Thursday, July 06, 2006

Good ones!

Sign on a famous beauty parlour window: "Don't whistle at the girl going out from here. She may be your Grandmother!!"

Advertisement in Pune Shop : Guitar, for strings attached.

Sign in a bar : "Those .....drinking to forget........ please pay in advance."

Behind every great man, there is a surprised woman.

A Spouse is someone who'll stand by you through all the trouble you wouldn't have had if you'd stayed single.

Smoking helps you lose weight ... one lung at a time!

When I read about the evils of drinking...I gave up.............reading.

My Grandfather is eighty and still doesn't need glasses... He drinks straight out of the bottle.

I always leave an empty milk carton in the refrigerator just in case someone wants Black Coffee.

Laugh and the world laughs with you, Snore and you sleep alone.

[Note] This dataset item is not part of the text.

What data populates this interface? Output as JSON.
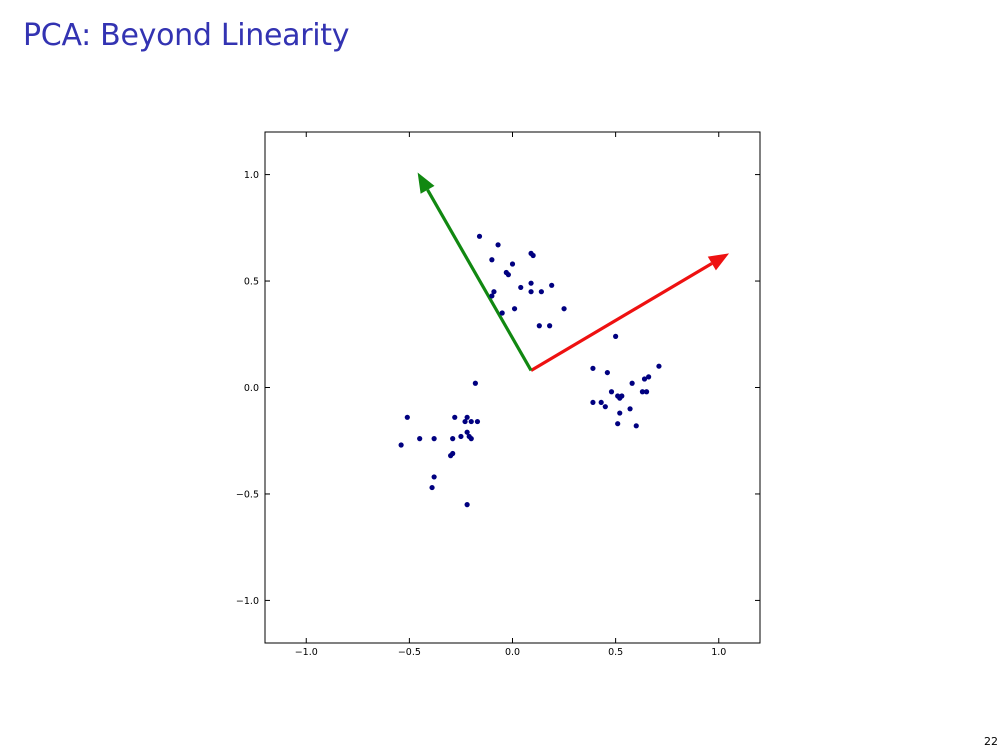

The surest sign that intelligent life exists elsewhere in the universe is the fact that it has never tried to contact us.

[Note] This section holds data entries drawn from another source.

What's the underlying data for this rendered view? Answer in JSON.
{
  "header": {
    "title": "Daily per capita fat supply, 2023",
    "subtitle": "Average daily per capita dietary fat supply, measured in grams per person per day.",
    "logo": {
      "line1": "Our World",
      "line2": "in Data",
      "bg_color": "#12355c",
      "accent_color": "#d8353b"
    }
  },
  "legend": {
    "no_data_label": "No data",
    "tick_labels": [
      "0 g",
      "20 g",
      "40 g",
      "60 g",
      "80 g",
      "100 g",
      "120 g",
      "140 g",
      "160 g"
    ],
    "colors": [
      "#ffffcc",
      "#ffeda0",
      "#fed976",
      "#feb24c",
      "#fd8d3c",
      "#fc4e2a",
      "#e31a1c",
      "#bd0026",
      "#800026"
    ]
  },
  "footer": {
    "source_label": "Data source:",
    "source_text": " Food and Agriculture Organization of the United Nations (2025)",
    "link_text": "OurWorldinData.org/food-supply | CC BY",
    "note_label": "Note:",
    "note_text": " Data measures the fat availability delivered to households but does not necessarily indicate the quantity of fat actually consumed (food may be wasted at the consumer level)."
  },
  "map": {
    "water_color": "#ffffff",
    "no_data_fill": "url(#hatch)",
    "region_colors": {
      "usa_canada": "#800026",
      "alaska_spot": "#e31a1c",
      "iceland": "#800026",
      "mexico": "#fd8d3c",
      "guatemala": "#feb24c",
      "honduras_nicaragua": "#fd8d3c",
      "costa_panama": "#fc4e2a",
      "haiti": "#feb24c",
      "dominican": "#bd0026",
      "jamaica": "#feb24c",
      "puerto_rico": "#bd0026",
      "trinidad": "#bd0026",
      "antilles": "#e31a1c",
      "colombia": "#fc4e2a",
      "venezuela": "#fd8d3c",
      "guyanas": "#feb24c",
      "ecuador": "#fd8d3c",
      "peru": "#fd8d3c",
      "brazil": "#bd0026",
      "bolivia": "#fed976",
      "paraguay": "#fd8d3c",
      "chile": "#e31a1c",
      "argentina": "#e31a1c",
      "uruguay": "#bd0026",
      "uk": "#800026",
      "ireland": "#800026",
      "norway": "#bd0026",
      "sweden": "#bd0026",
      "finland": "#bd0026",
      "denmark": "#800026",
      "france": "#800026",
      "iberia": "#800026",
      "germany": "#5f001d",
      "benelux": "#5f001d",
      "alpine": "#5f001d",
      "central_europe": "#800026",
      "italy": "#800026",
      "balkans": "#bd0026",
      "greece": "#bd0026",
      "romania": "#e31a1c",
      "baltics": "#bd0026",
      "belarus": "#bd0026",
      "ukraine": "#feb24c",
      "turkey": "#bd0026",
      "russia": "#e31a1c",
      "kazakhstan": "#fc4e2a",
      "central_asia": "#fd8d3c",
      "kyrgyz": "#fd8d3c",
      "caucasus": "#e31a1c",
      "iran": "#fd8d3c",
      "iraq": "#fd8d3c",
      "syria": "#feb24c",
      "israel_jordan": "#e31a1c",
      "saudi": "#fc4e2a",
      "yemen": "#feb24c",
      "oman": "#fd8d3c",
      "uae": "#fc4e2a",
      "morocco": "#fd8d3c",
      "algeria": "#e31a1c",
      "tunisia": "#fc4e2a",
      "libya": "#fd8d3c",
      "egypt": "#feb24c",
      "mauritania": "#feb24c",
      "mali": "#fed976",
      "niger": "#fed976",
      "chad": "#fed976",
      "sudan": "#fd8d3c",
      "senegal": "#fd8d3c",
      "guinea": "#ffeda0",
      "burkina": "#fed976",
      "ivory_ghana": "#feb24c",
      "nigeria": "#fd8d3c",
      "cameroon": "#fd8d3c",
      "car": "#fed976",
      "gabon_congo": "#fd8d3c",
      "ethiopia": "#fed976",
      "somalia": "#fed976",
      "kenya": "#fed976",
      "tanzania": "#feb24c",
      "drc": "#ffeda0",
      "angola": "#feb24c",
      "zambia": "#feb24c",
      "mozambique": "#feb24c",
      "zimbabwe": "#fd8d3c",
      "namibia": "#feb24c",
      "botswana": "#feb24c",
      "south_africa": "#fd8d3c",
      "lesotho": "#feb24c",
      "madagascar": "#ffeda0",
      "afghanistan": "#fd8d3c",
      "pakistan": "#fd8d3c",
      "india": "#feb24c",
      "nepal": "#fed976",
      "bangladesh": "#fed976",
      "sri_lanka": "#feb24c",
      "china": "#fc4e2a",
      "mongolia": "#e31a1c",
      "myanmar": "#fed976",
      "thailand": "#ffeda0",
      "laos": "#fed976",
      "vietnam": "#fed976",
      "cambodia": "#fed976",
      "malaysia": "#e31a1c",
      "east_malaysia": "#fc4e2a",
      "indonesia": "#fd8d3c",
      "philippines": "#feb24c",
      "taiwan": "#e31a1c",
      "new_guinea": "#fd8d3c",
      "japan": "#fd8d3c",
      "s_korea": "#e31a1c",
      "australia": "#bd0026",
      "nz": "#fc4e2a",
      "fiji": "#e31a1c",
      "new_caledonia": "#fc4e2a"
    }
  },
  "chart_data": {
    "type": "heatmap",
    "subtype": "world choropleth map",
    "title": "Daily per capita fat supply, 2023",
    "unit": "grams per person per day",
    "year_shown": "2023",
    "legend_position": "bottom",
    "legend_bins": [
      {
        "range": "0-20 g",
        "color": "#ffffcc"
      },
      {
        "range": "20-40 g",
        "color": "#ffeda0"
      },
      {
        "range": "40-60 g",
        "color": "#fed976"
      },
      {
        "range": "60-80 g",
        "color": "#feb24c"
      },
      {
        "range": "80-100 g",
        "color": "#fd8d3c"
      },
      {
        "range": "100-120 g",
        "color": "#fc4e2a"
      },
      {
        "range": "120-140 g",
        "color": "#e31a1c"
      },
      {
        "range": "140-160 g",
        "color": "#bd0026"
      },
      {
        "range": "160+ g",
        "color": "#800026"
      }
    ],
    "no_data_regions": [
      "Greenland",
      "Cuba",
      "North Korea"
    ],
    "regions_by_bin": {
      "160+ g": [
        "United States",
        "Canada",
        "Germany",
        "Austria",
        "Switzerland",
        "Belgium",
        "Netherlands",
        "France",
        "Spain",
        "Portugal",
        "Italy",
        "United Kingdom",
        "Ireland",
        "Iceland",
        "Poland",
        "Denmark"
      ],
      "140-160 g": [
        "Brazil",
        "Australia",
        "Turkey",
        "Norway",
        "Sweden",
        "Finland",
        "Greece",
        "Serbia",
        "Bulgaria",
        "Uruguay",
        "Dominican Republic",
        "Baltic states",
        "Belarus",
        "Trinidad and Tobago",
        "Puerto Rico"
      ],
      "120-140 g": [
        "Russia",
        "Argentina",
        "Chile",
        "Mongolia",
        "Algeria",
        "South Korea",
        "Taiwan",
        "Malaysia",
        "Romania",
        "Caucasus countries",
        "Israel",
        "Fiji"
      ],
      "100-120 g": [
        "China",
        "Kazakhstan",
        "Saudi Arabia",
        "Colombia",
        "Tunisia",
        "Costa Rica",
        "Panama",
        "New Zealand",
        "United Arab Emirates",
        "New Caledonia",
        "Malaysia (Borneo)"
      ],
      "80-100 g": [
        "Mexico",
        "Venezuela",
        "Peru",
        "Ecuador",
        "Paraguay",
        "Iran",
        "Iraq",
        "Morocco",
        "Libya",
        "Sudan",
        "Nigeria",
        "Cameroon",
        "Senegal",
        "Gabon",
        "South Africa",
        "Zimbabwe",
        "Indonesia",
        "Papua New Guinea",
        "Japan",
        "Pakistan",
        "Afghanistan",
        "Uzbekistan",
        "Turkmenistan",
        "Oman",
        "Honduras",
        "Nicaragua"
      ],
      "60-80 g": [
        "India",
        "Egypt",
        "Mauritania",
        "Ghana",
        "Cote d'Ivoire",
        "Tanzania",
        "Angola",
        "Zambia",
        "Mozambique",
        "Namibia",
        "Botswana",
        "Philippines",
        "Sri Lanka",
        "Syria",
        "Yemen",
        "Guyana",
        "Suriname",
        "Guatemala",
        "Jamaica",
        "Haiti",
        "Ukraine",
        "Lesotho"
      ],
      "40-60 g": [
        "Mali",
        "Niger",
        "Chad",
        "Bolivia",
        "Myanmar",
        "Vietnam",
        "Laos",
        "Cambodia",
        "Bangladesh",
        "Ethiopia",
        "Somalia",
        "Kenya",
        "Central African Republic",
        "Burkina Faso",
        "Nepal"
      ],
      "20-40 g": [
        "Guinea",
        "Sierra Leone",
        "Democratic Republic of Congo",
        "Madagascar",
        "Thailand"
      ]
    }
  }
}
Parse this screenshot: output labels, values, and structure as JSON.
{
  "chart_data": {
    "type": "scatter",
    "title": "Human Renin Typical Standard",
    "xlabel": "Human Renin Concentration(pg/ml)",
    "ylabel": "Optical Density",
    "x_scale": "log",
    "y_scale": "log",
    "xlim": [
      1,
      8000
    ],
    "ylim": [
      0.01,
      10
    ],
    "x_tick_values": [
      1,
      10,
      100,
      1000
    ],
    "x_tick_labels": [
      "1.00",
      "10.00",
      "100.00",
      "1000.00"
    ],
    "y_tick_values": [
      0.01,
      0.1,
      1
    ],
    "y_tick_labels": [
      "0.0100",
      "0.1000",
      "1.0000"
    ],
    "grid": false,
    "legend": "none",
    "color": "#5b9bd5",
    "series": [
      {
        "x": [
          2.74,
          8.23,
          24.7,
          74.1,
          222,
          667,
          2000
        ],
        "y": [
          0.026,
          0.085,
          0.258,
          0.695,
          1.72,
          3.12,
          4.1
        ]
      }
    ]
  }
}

Seen on a bulletin board: Success is relative. More the success, more the relatives.

Sign at a barber's saloon in Juhu, Bombay: We need your heads to run our business.

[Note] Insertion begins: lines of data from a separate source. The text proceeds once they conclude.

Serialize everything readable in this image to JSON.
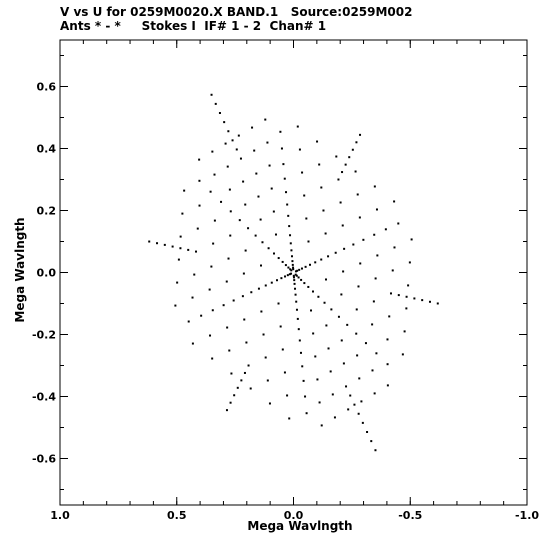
{
  "header": {
    "line1": "V vs U for 0259M0020.X BAND.1   Source:0259M002",
    "line2": "Ants * - *     Stokes I  IF# 1 - 2  Chan# 1"
  },
  "chart_data": {
    "type": "scatter",
    "xlabel": "Mega Wavlngth",
    "ylabel": "Mega Wavlngth",
    "xlim": [
      1.0,
      -1.0
    ],
    "ylim": [
      -0.75,
      0.75
    ],
    "x_reversed": true,
    "xticks": [
      1.0,
      0.5,
      0.0,
      -0.5,
      -1.0
    ],
    "xtick_labels": [
      "1.0",
      "0.5",
      "0.0",
      "-0.5",
      "-1.0"
    ],
    "yticks": [
      -0.6,
      -0.4,
      -0.2,
      0.0,
      0.2,
      0.4,
      0.6
    ],
    "ytick_labels": [
      "-0.6",
      "-0.4",
      "-0.2",
      "0.0",
      "0.2",
      "0.4",
      "0.6"
    ],
    "grid": false,
    "marker_color": "#000000",
    "arms": [
      {
        "end": [
          0.055,
          0.445
        ],
        "tail": 7
      },
      {
        "end": [
          0.395,
          0.29
        ],
        "tail": 6
      },
      {
        "end": [
          0.44,
          -0.155
        ],
        "tail": 6
      },
      {
        "end": [
          -0.055,
          -0.445
        ],
        "tail": 7
      },
      {
        "end": [
          -0.395,
          -0.29
        ],
        "tail": 6
      },
      {
        "end": [
          -0.44,
          0.155
        ],
        "tail": 6
      }
    ],
    "arm_points": 16,
    "grid_steps": 6
  }
}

A traffic slogan: Don't let your kids drive if they are not old enough or else they will never be.

Of all the things I've lost, I miss my mind the most.

War does not determine who is right. War determines who is left.

A woman's mind is cleaner than a man's. She changes it more often.

Smile. Keep everyone confused.

My mind works like lightning. One brilliant flash and it is gone.

I married Miss Right. I just didn't know her first name was Always.

If swimming is such good exercise, how come whales are so fat?

Space is a dangerous place...especially if it's between your ears.

Life is like a grammar lesson. You find the past perfect and the present tense.

One liners

The guy who invented the first wheel was an idiot.
The guy who invented the other three, he was the genius.

I say no to drugs they just don't listen

A friend in need is a pest indeed.

Marriage is one of the chief causes of divorce.

When everything comes in your way you're in the wrong lane.

Born free, taxed to death.

Everyone has a photographic memory, some just don't have film.

Life is unsure; always eat your dessert first.

Smile, it makes people wonder what you are thinking.

If you keep your feet firmly on the ground, you'll have trouble putting on
your pants.

The trouble with being punctual is that no one is there to appreciate it.

In a country of free speech, why are there phone bills?

If you tell a man there are 300 billion stars in the universe, he'll
believe you. But if you tell him a park bench has just been painted,
he has to touch it to be sure.

If you cannot change your mind, are you sure you have one?

Beat the 5 O'clock rush, leave work at noon!

Never underestimate the power of very stupid people in large groups.